Quantifying the Impact of Macroeconomic and Geopolitical Events on Stock Market Behavior Using Time-Series Deviation Modeling
Aalay Shah
30/06/2026
This paper constructs a statistical framework for measuring and comparing the market impact of macroeconomic and geopolitical events using a deviation-based scoring methodology. We collect daily adjusted closing prices for the S&P 500 and NASDAQ Composite indices over the period 2007–2024 and define a rolling 30-day mean as the baseline expected-return model. Abnormal returns are computed as deviations from this baseline and aggregated into Cumulative Abnormal Returns (CAR) over a ten-day post-event window. A composite Event Impact Score (EIS) is derived from three components: CAR magnitude, post-event volatility change, and peak single-day abnormal return, weighted at 0.5, 0.3, and 0.2 respectively, then normalized across all events for cross-event comparison.

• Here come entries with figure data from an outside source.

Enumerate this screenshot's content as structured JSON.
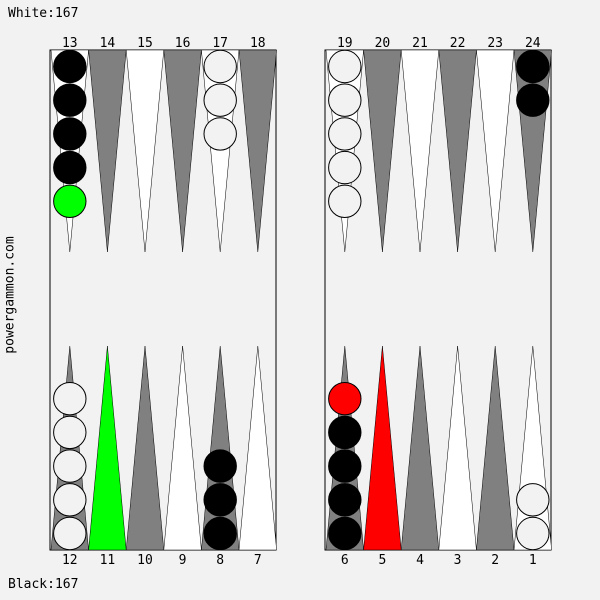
{
  "score_top": "White:167",
  "score_bottom": "Black:167",
  "site_label": "powergammon.com",
  "colors": {
    "background": "#f2f2f2",
    "board": "#f2f2f2",
    "point_dark": "#808080",
    "point_light": "#ffffff",
    "checker_black": "#000000",
    "checker_white": "#f2f2f2",
    "highlight_from": "#00ff00",
    "highlight_to": "#ff0000"
  },
  "highlighted_points": [
    {
      "point": 11,
      "color": "#00ff00"
    },
    {
      "point": 5,
      "color": "#ff0000"
    }
  ],
  "points": [
    {
      "num": "13",
      "checkers": [
        {
          "c": "black"
        },
        {
          "c": "black"
        },
        {
          "c": "black"
        },
        {
          "c": "black"
        },
        {
          "c": "green"
        }
      ]
    },
    {
      "num": "14",
      "checkers": []
    },
    {
      "num": "15",
      "checkers": []
    },
    {
      "num": "16",
      "checkers": []
    },
    {
      "num": "17",
      "checkers": [
        {
          "c": "white"
        },
        {
          "c": "white"
        },
        {
          "c": "white"
        }
      ]
    },
    {
      "num": "18",
      "checkers": []
    },
    {
      "num": "19",
      "checkers": [
        {
          "c": "white"
        },
        {
          "c": "white"
        },
        {
          "c": "white"
        },
        {
          "c": "white"
        },
        {
          "c": "white"
        }
      ]
    },
    {
      "num": "20",
      "checkers": []
    },
    {
      "num": "21",
      "checkers": []
    },
    {
      "num": "22",
      "checkers": []
    },
    {
      "num": "23",
      "checkers": []
    },
    {
      "num": "24",
      "checkers": [
        {
          "c": "black"
        },
        {
          "c": "black"
        }
      ]
    },
    {
      "num": "12",
      "checkers": [
        {
          "c": "white"
        },
        {
          "c": "white"
        },
        {
          "c": "white"
        },
        {
          "c": "white"
        },
        {
          "c": "white"
        }
      ]
    },
    {
      "num": "11",
      "checkers": []
    },
    {
      "num": "10",
      "checkers": []
    },
    {
      "num": "9",
      "checkers": []
    },
    {
      "num": "8",
      "checkers": [
        {
          "c": "black"
        },
        {
          "c": "black"
        },
        {
          "c": "black"
        }
      ]
    },
    {
      "num": "7",
      "checkers": []
    },
    {
      "num": "6",
      "checkers": [
        {
          "c": "black"
        },
        {
          "c": "black"
        },
        {
          "c": "black"
        },
        {
          "c": "black"
        },
        {
          "c": "red"
        }
      ]
    },
    {
      "num": "5",
      "checkers": []
    },
    {
      "num": "4",
      "checkers": []
    },
    {
      "num": "3",
      "checkers": []
    },
    {
      "num": "2",
      "checkers": []
    },
    {
      "num": "1",
      "checkers": [
        {
          "c": "white"
        },
        {
          "c": "white"
        }
      ]
    }
  ]
}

Applying this framework to twelve historical events spanning financial crises, health emergencies, geopolitical shocks, and monetary policy decisions, within the sample analyzed, economic policy responses to crises, specifically the Federal Reserve emergency cut and the CARES Act, produce the largest measured deviations, while geopolitical events exhibit the smallest and most short-lived market disruptions. Financial crises rank highest in volatility impact, while economic policy events are the most internally heterogeneous category. These results are consistent with the academic literature on event studies and contribute a portable, interpretable scoring system that can be extended to additional indices, sectors, and event types for future comparative market research.